We are faced with utterly shameless men. Cheney and the rest are looking our representatives right in the eye and saying "You don't have the balls to take down a government. You don't have the sheer testicular fortitude to call us lying sonuvabitches when we lie, to stop us from kicking the rule of law and the Constitution in the ass. You just don't. What's beyond that abyss -- what that would do to our government and our identity as a nation -- terrifies you too much. So get the fuck out of our way."


* If necessary, see Wikipedia for definition of "l33t".

Tuesday, July 03, 2007

Libby's Commutation

As they say, President Bush's commutation of Libby's sentence wasn't unexpected, but that doesn't make it any less heinous.

Here's some good info from Josh Marshall to keep in mind while enduring the media's "coverage" (emphasis added):

what you will hear universally today from the right -- namely, that just as Scooter Libby was charged with perjury and not the underlying crime of burning an American spy, the deeper underlying offense, the lie about uranium from Africa, didn't even exist -- that at the end of the day it was revealed that Wilson's claims, which started the whole train down the tracks, were discredited as lies.

You'll even hear softer versions of this claim from mainstream media outlets not normally considered part of the rump of American conservatism.

There aren't many subjects on which I claim expertise. But this is one of them...

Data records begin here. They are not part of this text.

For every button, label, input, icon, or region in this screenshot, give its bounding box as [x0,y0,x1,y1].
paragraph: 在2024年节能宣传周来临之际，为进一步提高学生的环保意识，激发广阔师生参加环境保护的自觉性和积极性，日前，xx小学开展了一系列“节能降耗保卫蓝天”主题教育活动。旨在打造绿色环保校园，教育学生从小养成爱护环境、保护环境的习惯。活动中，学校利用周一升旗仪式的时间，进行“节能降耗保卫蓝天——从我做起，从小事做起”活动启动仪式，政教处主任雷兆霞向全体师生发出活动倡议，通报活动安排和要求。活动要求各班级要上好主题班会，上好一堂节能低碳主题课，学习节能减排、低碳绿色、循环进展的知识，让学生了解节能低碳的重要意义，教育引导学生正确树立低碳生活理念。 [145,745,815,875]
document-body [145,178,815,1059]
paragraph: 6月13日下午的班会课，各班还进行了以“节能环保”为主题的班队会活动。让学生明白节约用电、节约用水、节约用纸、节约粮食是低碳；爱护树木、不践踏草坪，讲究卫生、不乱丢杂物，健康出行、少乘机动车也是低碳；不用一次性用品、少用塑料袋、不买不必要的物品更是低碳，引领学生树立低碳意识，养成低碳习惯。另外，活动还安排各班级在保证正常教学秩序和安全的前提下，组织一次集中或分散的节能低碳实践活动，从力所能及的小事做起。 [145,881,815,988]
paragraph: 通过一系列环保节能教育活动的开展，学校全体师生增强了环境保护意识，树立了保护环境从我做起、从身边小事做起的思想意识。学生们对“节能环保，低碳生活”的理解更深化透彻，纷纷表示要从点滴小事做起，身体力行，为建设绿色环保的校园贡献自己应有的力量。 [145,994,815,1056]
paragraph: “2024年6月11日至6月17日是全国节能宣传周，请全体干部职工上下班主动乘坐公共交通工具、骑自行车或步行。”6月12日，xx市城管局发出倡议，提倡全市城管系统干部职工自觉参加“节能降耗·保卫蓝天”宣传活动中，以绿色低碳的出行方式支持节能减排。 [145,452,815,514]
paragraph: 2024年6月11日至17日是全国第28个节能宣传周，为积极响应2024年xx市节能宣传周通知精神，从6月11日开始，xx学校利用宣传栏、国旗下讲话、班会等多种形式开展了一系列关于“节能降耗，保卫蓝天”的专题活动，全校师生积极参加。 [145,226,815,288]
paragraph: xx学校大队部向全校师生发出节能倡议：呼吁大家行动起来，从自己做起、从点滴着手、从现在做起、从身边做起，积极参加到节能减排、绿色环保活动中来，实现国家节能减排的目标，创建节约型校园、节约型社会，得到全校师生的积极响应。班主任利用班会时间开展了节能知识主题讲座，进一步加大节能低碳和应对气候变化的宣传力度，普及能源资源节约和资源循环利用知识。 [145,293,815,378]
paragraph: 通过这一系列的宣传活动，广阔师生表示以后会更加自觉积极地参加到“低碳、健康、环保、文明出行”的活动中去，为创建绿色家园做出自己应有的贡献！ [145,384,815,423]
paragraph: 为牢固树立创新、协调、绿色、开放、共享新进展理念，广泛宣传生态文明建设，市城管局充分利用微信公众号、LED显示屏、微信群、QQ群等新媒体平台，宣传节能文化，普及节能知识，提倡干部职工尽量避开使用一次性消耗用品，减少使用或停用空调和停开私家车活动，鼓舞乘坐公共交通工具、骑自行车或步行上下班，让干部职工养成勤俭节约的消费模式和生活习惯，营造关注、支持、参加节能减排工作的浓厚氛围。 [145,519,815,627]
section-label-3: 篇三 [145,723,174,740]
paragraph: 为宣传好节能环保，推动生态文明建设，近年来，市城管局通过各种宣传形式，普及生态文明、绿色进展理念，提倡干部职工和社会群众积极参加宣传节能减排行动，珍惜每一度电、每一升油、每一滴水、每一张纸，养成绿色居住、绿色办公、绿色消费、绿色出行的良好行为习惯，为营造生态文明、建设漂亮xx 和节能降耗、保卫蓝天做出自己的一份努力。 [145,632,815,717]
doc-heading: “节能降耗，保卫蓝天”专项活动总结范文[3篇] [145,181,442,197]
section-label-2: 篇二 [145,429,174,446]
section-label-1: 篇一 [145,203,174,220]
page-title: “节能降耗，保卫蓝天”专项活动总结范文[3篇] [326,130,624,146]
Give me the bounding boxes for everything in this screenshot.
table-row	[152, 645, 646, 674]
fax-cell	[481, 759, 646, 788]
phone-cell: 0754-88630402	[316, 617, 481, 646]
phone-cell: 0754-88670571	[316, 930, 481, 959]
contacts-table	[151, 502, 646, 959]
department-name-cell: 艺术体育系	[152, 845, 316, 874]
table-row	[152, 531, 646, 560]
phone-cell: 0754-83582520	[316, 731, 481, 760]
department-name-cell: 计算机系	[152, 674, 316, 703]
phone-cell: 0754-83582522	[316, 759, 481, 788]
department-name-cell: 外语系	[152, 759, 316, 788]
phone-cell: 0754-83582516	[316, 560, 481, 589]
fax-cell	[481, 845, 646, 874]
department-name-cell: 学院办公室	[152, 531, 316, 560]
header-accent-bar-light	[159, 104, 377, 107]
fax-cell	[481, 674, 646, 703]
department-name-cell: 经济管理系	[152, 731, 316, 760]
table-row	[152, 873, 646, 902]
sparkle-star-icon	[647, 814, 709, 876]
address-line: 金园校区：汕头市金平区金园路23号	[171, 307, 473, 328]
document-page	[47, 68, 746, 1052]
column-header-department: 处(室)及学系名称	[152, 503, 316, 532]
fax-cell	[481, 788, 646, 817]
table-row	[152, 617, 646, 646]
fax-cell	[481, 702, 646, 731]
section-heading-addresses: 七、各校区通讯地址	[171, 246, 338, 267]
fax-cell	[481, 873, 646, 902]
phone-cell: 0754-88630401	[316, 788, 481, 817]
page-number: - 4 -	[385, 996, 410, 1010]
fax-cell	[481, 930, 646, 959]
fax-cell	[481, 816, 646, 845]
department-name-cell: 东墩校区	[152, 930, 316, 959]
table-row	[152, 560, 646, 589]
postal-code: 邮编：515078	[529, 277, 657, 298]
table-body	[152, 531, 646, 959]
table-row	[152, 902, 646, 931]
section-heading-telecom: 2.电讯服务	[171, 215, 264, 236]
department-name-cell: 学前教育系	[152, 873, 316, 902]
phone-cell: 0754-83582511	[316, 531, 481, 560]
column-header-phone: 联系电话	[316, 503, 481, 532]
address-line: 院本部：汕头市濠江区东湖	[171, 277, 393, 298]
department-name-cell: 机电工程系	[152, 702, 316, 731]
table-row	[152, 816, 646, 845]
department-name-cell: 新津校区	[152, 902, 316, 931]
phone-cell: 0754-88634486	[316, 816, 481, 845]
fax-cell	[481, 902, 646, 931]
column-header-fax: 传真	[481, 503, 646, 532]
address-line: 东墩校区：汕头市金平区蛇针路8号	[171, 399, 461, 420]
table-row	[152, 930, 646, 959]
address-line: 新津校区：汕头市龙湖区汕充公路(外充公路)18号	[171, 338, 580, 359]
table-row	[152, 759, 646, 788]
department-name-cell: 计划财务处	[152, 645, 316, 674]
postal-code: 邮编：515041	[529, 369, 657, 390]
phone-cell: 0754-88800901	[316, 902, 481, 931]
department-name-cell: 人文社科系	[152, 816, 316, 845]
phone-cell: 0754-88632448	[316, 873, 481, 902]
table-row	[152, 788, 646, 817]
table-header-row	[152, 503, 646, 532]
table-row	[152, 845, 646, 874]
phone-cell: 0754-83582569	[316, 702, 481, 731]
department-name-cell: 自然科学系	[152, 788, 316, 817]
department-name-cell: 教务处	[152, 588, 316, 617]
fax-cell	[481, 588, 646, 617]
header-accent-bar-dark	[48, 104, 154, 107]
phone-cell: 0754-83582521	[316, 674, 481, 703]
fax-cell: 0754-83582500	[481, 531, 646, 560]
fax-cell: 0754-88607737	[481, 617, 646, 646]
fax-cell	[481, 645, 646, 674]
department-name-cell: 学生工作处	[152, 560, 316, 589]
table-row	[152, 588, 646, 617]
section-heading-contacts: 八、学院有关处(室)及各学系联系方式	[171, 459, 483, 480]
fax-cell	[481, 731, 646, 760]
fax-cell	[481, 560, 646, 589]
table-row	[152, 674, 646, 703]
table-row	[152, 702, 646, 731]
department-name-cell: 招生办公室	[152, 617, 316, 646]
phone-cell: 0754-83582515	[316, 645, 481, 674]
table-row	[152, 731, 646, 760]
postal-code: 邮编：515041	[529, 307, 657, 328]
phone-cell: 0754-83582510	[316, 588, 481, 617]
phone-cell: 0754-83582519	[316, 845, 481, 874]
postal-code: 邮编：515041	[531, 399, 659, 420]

And with that knowledge, I have to say that the claim that Wilson's charges have been discredited, disproved or even meaningfully challenged are simply false. What he said on day one is all true. It's really as simple as that.

...From day one this story has been about official lies -- corrupt power buttressed by fraud. Along the way it became a story about the president's hireling commentators who lost their honor by becoming part of the fraud. What Wilson said was true. His attackers are all parties to the same lie. Don't forget that.